CDAP - PE.2010.0372 - 2010-10-04 - A. X.________c /Service de la population (SPOP)

4 octobre 2010Français9 min

Source vd.ch

Faits

Vu les faits suivants

A.

Le 30 juin 2010, la Police cantonale

fribourgeoise a communiqué au Service de la population vaudois (ci-après: SPOP)

un rapport daté du 14 juin 2010 établi dans le cadre d'une enquête ouverte

à l'encontre de A. X.________, ressortissant kosovar né le 18 janvier

1952, pour infractions à la loi fédérale sur les étrangers. Les faits y sont

résumés comme suit:

"Gemäss Auftrag

des Untersuchungsrichter Hr. Dr. C.________ und gestützt auf die Anzeige des

Amtes für Bevölkerung und Migration gegen A. X.________, wegen Widerhandlungen

gegen das AuG, wurden Erhebungen getätigt.

Dabei konnte ermittelt werden, dass A. X.________

seit Jahren, vermutlich seit dem 01.08.1991 bis zum heutigen Tag, mit einem Unterbruch,

ohne gültige Arbeits- und Aufenthaltsbewilligung, als Hilfsarbeiter bei der

Firma D.________, 3********, 4********, teilzeitlich gearbeitet und

gelegentlich auch gewohnt hat.

Es konnten bezüglich dieser Beschäftigung für

die Jahre 1999 und 2000 sowie für die Jahre 2005 bis 2009 Nachweise beigebracht

werden. A. X.________ ist noch heute in Teilzeit bei der D.________ tätig.

Wie in Erfahrung gebracht werden konnte, wohnt A.

X.________ während der übrigen Zeit bei seiner Ehefrau E. X.________ in 5********,

Chemin 6********.

X.________ A. erschien am 11.06.2010 in

Begleitung von D.________ auf dem Polizeiposten Tafers. Er wünschte jedoch

gegenüber der Polizei keine Aussagen zu machen, da er sehr vergesslich sei und

manches verwechsle. Er wünschte vom Untersuchungsrichter, in Beisein seines

Anwalts, Lic. iur B.________, einvernommen zu werden.

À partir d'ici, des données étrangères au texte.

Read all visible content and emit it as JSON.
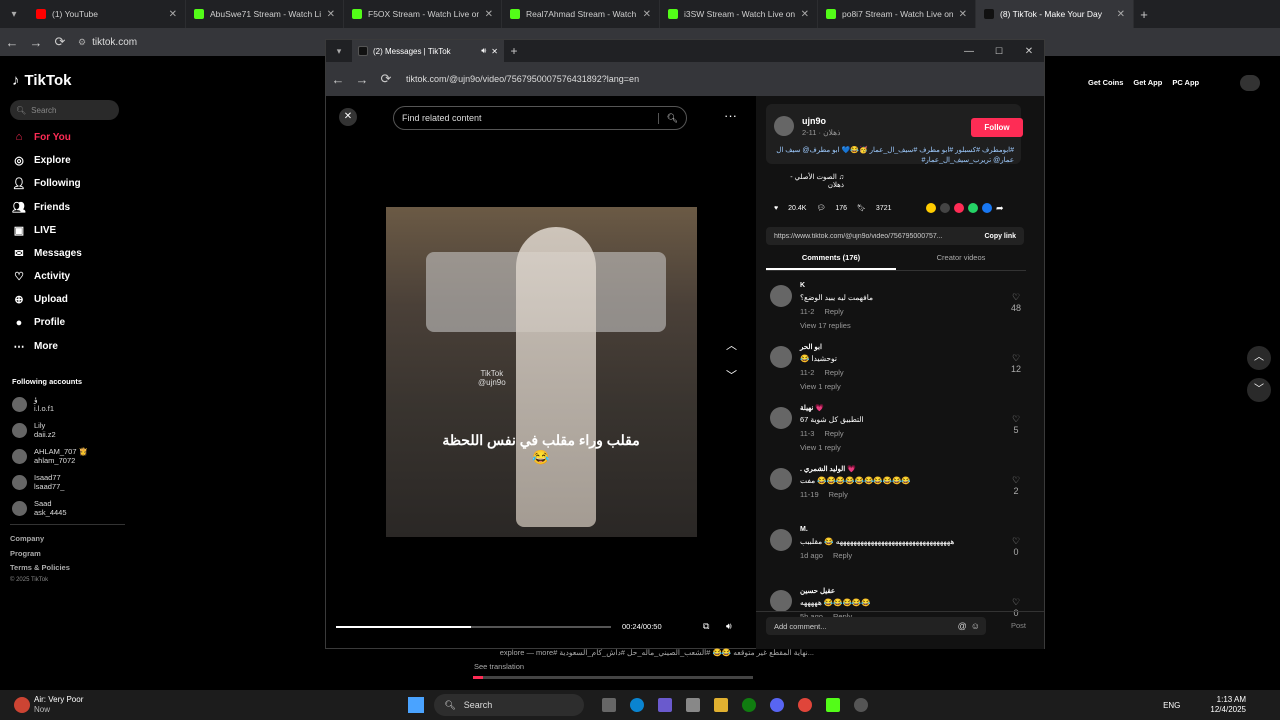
{
  "tabs": [
    {
      "title": "(1) YouTube",
      "color": "#ff0000"
    },
    {
      "title": "AbuSwe71 Stream - Watch Live",
      "color": "#53fc18"
    },
    {
      "title": "F5OX Stream - Watch Live on K",
      "color": "#53fc18"
    },
    {
      "title": "Real7Ahmad Stream - Watch L",
      "color": "#53fc18"
    },
    {
      "title": "i3SW Stream - Watch Live on K",
      "color": "#53fc18"
    },
    {
      "title": "po8i7 Stream - Watch Live on K",
      "color": "#53fc18"
    },
    {
      "title": "(8) TikTok - Make Your Day",
      "color": "#111111"
    }
  ],
  "address": {
    "url": "tiktok.com"
  },
  "sidebar": {
    "logo": "TikTok",
    "search_placeholder": "Search",
    "nav": [
      {
        "label": "For You",
        "icon": "home-icon",
        "color": "#fe2c55"
      },
      {
        "label": "Explore",
        "icon": "compass-icon",
        "color": "#ffffff"
      },
      {
        "label": "Following",
        "icon": "following-icon",
        "color": "#ffffff"
      },
      {
        "label": "Friends",
        "icon": "friends-icon",
        "color": "#ffffff"
      },
      {
        "label": "LIVE",
        "icon": "live-icon",
        "color": "#ffffff"
      },
      {
        "label": "Messages",
        "icon": "message-icon",
        "color": "#ffffff"
      },
      {
        "label": "Activity",
        "icon": "activity-icon",
        "color": "#ffffff"
      },
      {
        "label": "Upload",
        "icon": "upload-icon",
        "color": "#ffffff"
      },
      {
        "label": "Profile",
        "icon": "profile-icon",
        "color": "#ffffff"
      },
      {
        "label": "More",
        "icon": "more-icon",
        "color": "#ffffff"
      }
    ],
    "following_title": "Following accounts",
    "accounts": [
      {
        "name": "ؤ",
        "handle": "i.l.o.f1"
      },
      {
        "name": "Lily",
        "handle": "daii.z2"
      },
      {
        "name": "AHLAM_707 👸",
        "handle": "ahlam_7072"
      },
      {
        "name": "Isaad77",
        "handle": "lsaad77_"
      },
      {
        "name": "Saad",
        "handle": "ask_4445"
      }
    ],
    "footer": [
      "Company",
      "Program",
      "Terms & Policies"
    ],
    "copyright": "© 2025 TikTok"
  },
  "header_right": [
    "Get Coins",
    "Get App",
    "PC App"
  ],
  "popup": {
    "tab_title": "(2) Messages | TikTok",
    "url": "tiktok.com/@ujn9o/video/7567950007576431892?lang=en",
    "find_placeholder": "Find related content",
    "caption": "مقلب وراء مقلب في نفس اللحظة 😂",
    "watermark": "TikTok",
    "watermark_handle": "@ujn9o",
    "time": "00:24/00:50",
    "progress": 0.49,
    "author": {
      "handle": "ujn9o",
      "sub": "ذهلان · 11-2",
      "follow": "Follow"
    },
    "desc": "#ابومطرف #كسبلور #ابو مطرف #سيف_ال_عمار 🥳😂💙 ابو مطرف@ سيف ال عمار@ تريرب_سيف_ال_عمار#",
    "sound": "♫ الصوت الأصلي - ذهلان",
    "stats": {
      "likes": "20.4K",
      "comments": "176",
      "saves": "3721"
    },
    "link": "https://www.tiktok.com/@ujn9o/video/756795000757...",
    "copy_link": "Copy link",
    "tab_comments": "Comments (176)",
    "tab_creator": "Creator videos",
    "comments": [
      {
        "user": "K",
        "text": "مافهمت ليه يبيد الوضع؟",
        "date": "11-2",
        "reply": "Reply",
        "likes": "48",
        "view": "View 17 replies"
      },
      {
        "user": "ابو الحر",
        "text": "توحشيدا 😂",
        "date": "11-2",
        "reply": "Reply",
        "likes": "12",
        "view": "View 1 reply"
      },
      {
        "user": "نهيلة 💗",
        "text": "التطبيق كل شوية 67",
        "date": "11-3",
        "reply": "Reply",
        "likes": "5",
        "view": "View 1 reply"
      },
      {
        "user": ". الوليد الشمري 💗",
        "text": "😂😂😂😂😂😂😂😂😂😂 مفت",
        "date": "11-19",
        "reply": "Reply",
        "likes": "2",
        "view": ""
      },
      {
        "user": "M.",
        "text": "هههههههههههههههههههههههههههههههههه 😂 مقلببب",
        "date": "1d ago",
        "reply": "Reply",
        "likes": "0",
        "view": ""
      },
      {
        "user": "عقيل حسين",
        "text": "😂😂😂😂😂 هههههه",
        "date": "5h ago",
        "reply": "Reply",
        "likes": "0",
        "view": ""
      }
    ],
    "add_comment": "Add comment...",
    "post": "Post"
  },
  "below": {
    "caption": "...نهاية المقطع غير متوقعه 😂😂 #الشعب_الصيني_ماله_حل #داش_كام_السعودية #explore — more",
    "see": "See translation"
  },
  "taskbar": {
    "weather": "Air: Very Poor",
    "weather_sub": "Now",
    "search": "Search",
    "lang": "ENG",
    "time": "1:13 AM",
    "date": "12/4/2025"
  }
}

Für A. X.________ war zuletzt eine

Kurzaufenthaltsbewilligung L ausgestellt worden, welche vom 01.04.1991 bis zum

31.07.1991 Gültigkeit hatte.

X.________ A. hat Kenntnis von dieser Anzeige.

Sein Arbeitgeber D.________ wird in einem

separat Rapport verzeigt."

Entendus séparément, D.________ et son

épouse, F. D.________ Y.________, ont confirmé que A. X.________ travaillait

pour le compte de l'entreprise "D.________" alors qu'il ne disposait

d'aucune autorisation à cette fin.

B.

Par lettre du 12 juillet 2010, le SPOP a

prononcé le renvoi de Suisse de A. X.________ et lui a imparti un délai d'un

mois pour quitter le territoire helvétique.

Par lettre du 15 juillet 2010, A.

X.________ a réclamé la notification d'une décision formelle.

Par décision du 21 juillet 2010,

notifiée le 27 juillet 2010, le SPOP a renvoyé A. X.________ de Suisse et

lui a imparti un délai de départ d'un mois à cet effet.

C.

Par acte expédié le 29 juillet 2010, A. X.________

a, par l'intermédiaire d'un mandataire, recouru contre cette décision en

prenant les conclusions suivantes:

"- rétablir l'effet suspensif pour les

motifs ci-dessus invoqués

- annuler la décision de l'autorité intimée

- admettre l'inexigibilité de la mesure de

renvoi prise à l'encontre du recourant".

A l'appui de son recours, il notamment

produit une lettre que le Service de la population et des migrants du canton de

Fribourg avait adressée à son mandataire le 4 mai 2010 et dont la teneur est

la suivante:

"Comme convenu lors de notre entretien

téléphonique de ce jour, nous vous retournons votre demande.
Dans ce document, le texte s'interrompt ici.